As we pack our bags for Europe, the feelings of February 2020 come flooding back. We were in Idaho, visiting with family, storing our limited belongings into a cargo container, and preparing for full-time motorcycle overlanding. Our two mules were with friends in Germany, patiently waiting for us to arrive and load them up for the next adventure into Morocco, Africa. We had just barely reached the border of Spain when the COVID pandemic quickly changed things for us (and the entire world). Morocco closed its borders. Spain declared a ‘state of alarm’ and locked down the entire country for three months.
Two years later, we are once again in Idaho, preparing to return to Europe. Our mules are in Spain waiting for us to arrive, load them up, and ride them into Morocco. However a new concern is on the horizon. War. More specifically, war in Ukraine. Although the recent fighting seems to be isolated to the independent country of Ukraine, there is no guarantee that it will stay that way. Previous wars throughout history were started in a similar way. Who knows what the future holds.

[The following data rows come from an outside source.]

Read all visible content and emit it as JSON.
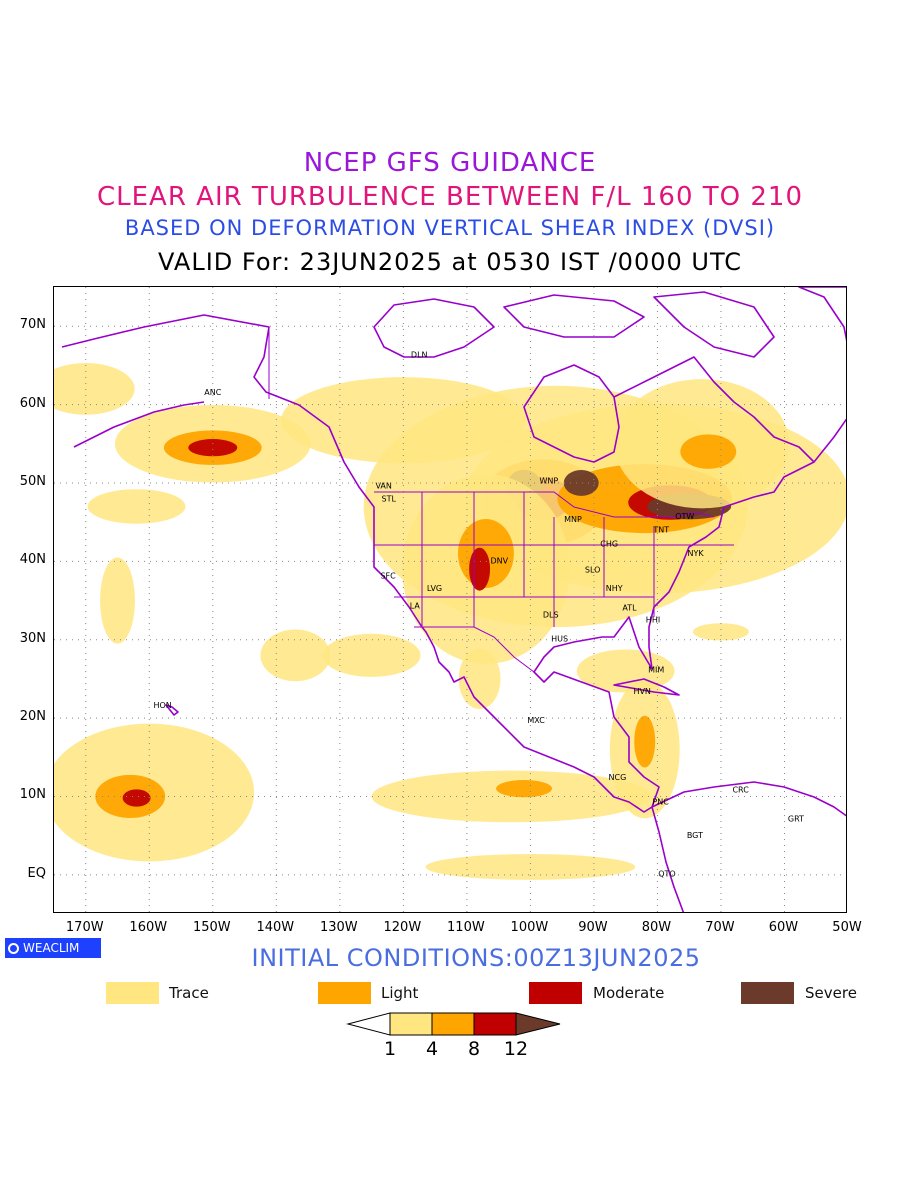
{
  "title": {
    "line1": "NCEP GFS GUIDANCE",
    "line2": "CLEAR AIR TURBULENCE BETWEEN F/L 160 TO 210",
    "line3": "BASED ON DEFORMATION VERTICAL SHEAR INDEX (DVSI)",
    "line4": "VALID For: 23JUN2025 at 0530 IST /0000 UTC"
  },
  "colors": {
    "line1": "#9a16d8",
    "line2": "#e0147a",
    "line3": "#2b4de6",
    "trace": "#ffe680",
    "light": "#ffa500",
    "moderate": "#c00000",
    "severe": "#6b3a2a",
    "coast": "#9900cc"
  },
  "lat_labels": [
    "70N",
    "60N",
    "50N",
    "40N",
    "30N",
    "20N",
    "10N",
    "EQ"
  ],
  "lon_labels": [
    "170W",
    "160W",
    "150W",
    "140W",
    "130W",
    "120W",
    "110W",
    "100W",
    "90W",
    "80W",
    "70W",
    "60W",
    "50W"
  ],
  "stations": [
    {
      "code": "DLN",
      "lon": -117.5,
      "lat": 66
    },
    {
      "code": "ANC",
      "lon": -150,
      "lat": 61.2
    },
    {
      "code": "VAN",
      "lon": -123.1,
      "lat": 49.3
    },
    {
      "code": "STL",
      "lon": -122.3,
      "lat": 47.6
    },
    {
      "code": "WNP",
      "lon": -97.1,
      "lat": 49.9
    },
    {
      "code": "OTW",
      "lon": -75.7,
      "lat": 45.4
    },
    {
      "code": "TNT",
      "lon": -79.4,
      "lat": 43.7
    },
    {
      "code": "MNP",
      "lon": -93.3,
      "lat": 45
    },
    {
      "code": "CHG",
      "lon": -87.6,
      "lat": 41.9
    },
    {
      "code": "NYK",
      "lon": -74,
      "lat": 40.7
    },
    {
      "code": "DNV",
      "lon": -104.9,
      "lat": 39.7
    },
    {
      "code": "SFC",
      "lon": -122.4,
      "lat": 37.8
    },
    {
      "code": "SLO",
      "lon": -90.2,
      "lat": 38.6
    },
    {
      "code": "LVG",
      "lon": -115.1,
      "lat": 36.2
    },
    {
      "code": "NHY",
      "lon": -86.8,
      "lat": 36.2
    },
    {
      "code": "LA",
      "lon": -118.2,
      "lat": 34
    },
    {
      "code": "DLS",
      "lon": -96.8,
      "lat": 32.8
    },
    {
      "code": "ATL",
      "lon": -84.4,
      "lat": 33.7
    },
    {
      "code": "HHI",
      "lon": -80.7,
      "lat": 32.2
    },
    {
      "code": "HUS",
      "lon": -95.4,
      "lat": 29.8
    },
    {
      "code": "MIM",
      "lon": -80.2,
      "lat": 25.8
    },
    {
      "code": "HVN",
      "lon": -82.4,
      "lat": 23.1
    },
    {
      "code": "HON",
      "lon": -157.9,
      "lat": 21.3
    },
    {
      "code": "MXC",
      "lon": -99.1,
      "lat": 19.4
    },
    {
      "code": "NCG",
      "lon": -86.3,
      "lat": 12.1
    },
    {
      "code": "CRC",
      "lon": -66.9,
      "lat": 10.5
    },
    {
      "code": "PNC",
      "lon": -79.5,
      "lat": 9
    },
    {
      "code": "GRT",
      "lon": -58.2,
      "lat": 6.8
    },
    {
      "code": "BGT",
      "lon": -74.1,
      "lat": 4.7
    },
    {
      "code": "QTO",
      "lon": -78.5,
      "lat": -0.2
    }
  ],
  "turbulence": [
    {
      "lvl": "trace",
      "lon": -150,
      "lat": 55,
      "rx": 28,
      "ry": 9
    },
    {
      "lvl": "light",
      "lon": -150,
      "lat": 54.5,
      "rx": 14,
      "ry": 4
    },
    {
      "lvl": "moderate",
      "lon": -150,
      "lat": 54.5,
      "rx": 7,
      "ry": 2
    },
    {
      "lvl": "trace",
      "lon": -160,
      "lat": 10.5,
      "rx": 30,
      "ry": 16
    },
    {
      "lvl": "light",
      "lon": -163,
      "lat": 10,
      "rx": 10,
      "ry": 5
    },
    {
      "lvl": "moderate",
      "lon": -162,
      "lat": 9.8,
      "rx": 4,
      "ry": 2
    },
    {
      "lvl": "trace",
      "lon": -96,
      "lat": 47,
      "rx": 55,
      "ry": 28
    },
    {
      "lvl": "light",
      "lon": -98,
      "lat": 47.5,
      "rx": 18,
      "ry": 10
    },
    {
      "lvl": "moderate",
      "lon": -98,
      "lat": 48,
      "rx": 8,
      "ry": 5
    },
    {
      "lvl": "severe",
      "lon": -101,
      "lat": 49.5,
      "rx": 5,
      "ry": 4
    },
    {
      "lvl": "trace",
      "lon": -80,
      "lat": 48,
      "rx": 55,
      "ry": 22
    },
    {
      "lvl": "light",
      "lon": -82,
      "lat": 48,
      "rx": 25,
      "ry": 8
    },
    {
      "lvl": "moderate",
      "lon": -78,
      "lat": 47.5,
      "rx": 12,
      "ry": 4
    },
    {
      "lvl": "severe",
      "lon": -75,
      "lat": 47,
      "rx": 12,
      "ry": 3
    },
    {
      "lvl": "severe",
      "lon": -92,
      "lat": 50,
      "rx": 5,
      "ry": 3
    },
    {
      "lvl": "trace",
      "lon": -73,
      "lat": 55,
      "rx": 25,
      "ry": 15
    },
    {
      "lvl": "light",
      "lon": -72,
      "lat": 54,
      "rx": 8,
      "ry": 4
    },
    {
      "lvl": "trace",
      "lon": -107,
      "lat": 39,
      "rx": 24,
      "ry": 22
    },
    {
      "lvl": "light",
      "lon": -107,
      "lat": 41,
      "rx": 8,
      "ry": 8
    },
    {
      "lvl": "moderate",
      "lon": -108,
      "lat": 39,
      "rx": 3,
      "ry": 5
    },
    {
      "lvl": "trace",
      "lon": -120,
      "lat": 58,
      "rx": 35,
      "ry": 10
    },
    {
      "lvl": "trace",
      "lon": -125,
      "lat": 28,
      "rx": 14,
      "ry": 5
    },
    {
      "lvl": "trace",
      "lon": -137,
      "lat": 28,
      "rx": 10,
      "ry": 6
    },
    {
      "lvl": "trace",
      "lon": -103,
      "lat": 10,
      "rx": 40,
      "ry": 6
    },
    {
      "lvl": "light",
      "lon": -101,
      "lat": 11,
      "rx": 8,
      "ry": 2
    },
    {
      "lvl": "trace",
      "lon": -82,
      "lat": 16,
      "rx": 10,
      "ry": 16
    },
    {
      "lvl": "light",
      "lon": -82,
      "lat": 17,
      "rx": 3,
      "ry": 6
    },
    {
      "lvl": "trace",
      "lon": -100,
      "lat": 1,
      "rx": 30,
      "ry": 3
    },
    {
      "lvl": "trace",
      "lon": -108,
      "lat": 25,
      "rx": 6,
      "ry": 7
    },
    {
      "lvl": "trace",
      "lon": -85,
      "lat": 26,
      "rx": 14,
      "ry": 5
    },
    {
      "lvl": "trace",
      "lon": -170,
      "lat": 62,
      "rx": 14,
      "ry": 6
    },
    {
      "lvl": "trace",
      "lon": -162,
      "lat": 47,
      "rx": 14,
      "ry": 4
    },
    {
      "lvl": "trace",
      "lon": -70,
      "lat": 31,
      "rx": 8,
      "ry": 2
    },
    {
      "lvl": "trace",
      "lon": -165,
      "lat": 35,
      "rx": 5,
      "ry": 10
    }
  ],
  "legend": {
    "trace": "Trace",
    "light": "Light",
    "moderate": "Moderate",
    "severe": "Severe"
  },
  "colorbar_ticks": [
    "1",
    "4",
    "8",
    "12"
  ],
  "initial_conditions": "INITIAL CONDITIONS:00Z13JUN2025",
  "logo_text": "WEACLIM"
}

There are many moment when guilt creeps into my thoughts. Guilt for the luxury we have of traveling when there is such dark days for so many people all around this world. My heart aches for the citizens of Ukraine, the thousands of Russian citizens who are being detained for protesting the war, or the Russian military who go and fight their comrades over a false narrative.
A poem by Mari Andrew has been circulating around lately. I’ve modified it a bit:
I am packing my bike for a trip while a country is on fire. It feels dumb to pack, and dumb not to. It has never been this way, and it has always been this way. Someone has always clinked a cocktail glass in one hemisphere as someone loses a home in another while someone falls in love in the same apartment building where someone grieves. The fact that suffering, mundanity and beauty coincide is unbearable and remarkable.Original poem by Mari Andrew
Our hearts and prayers to the people of Ukraine.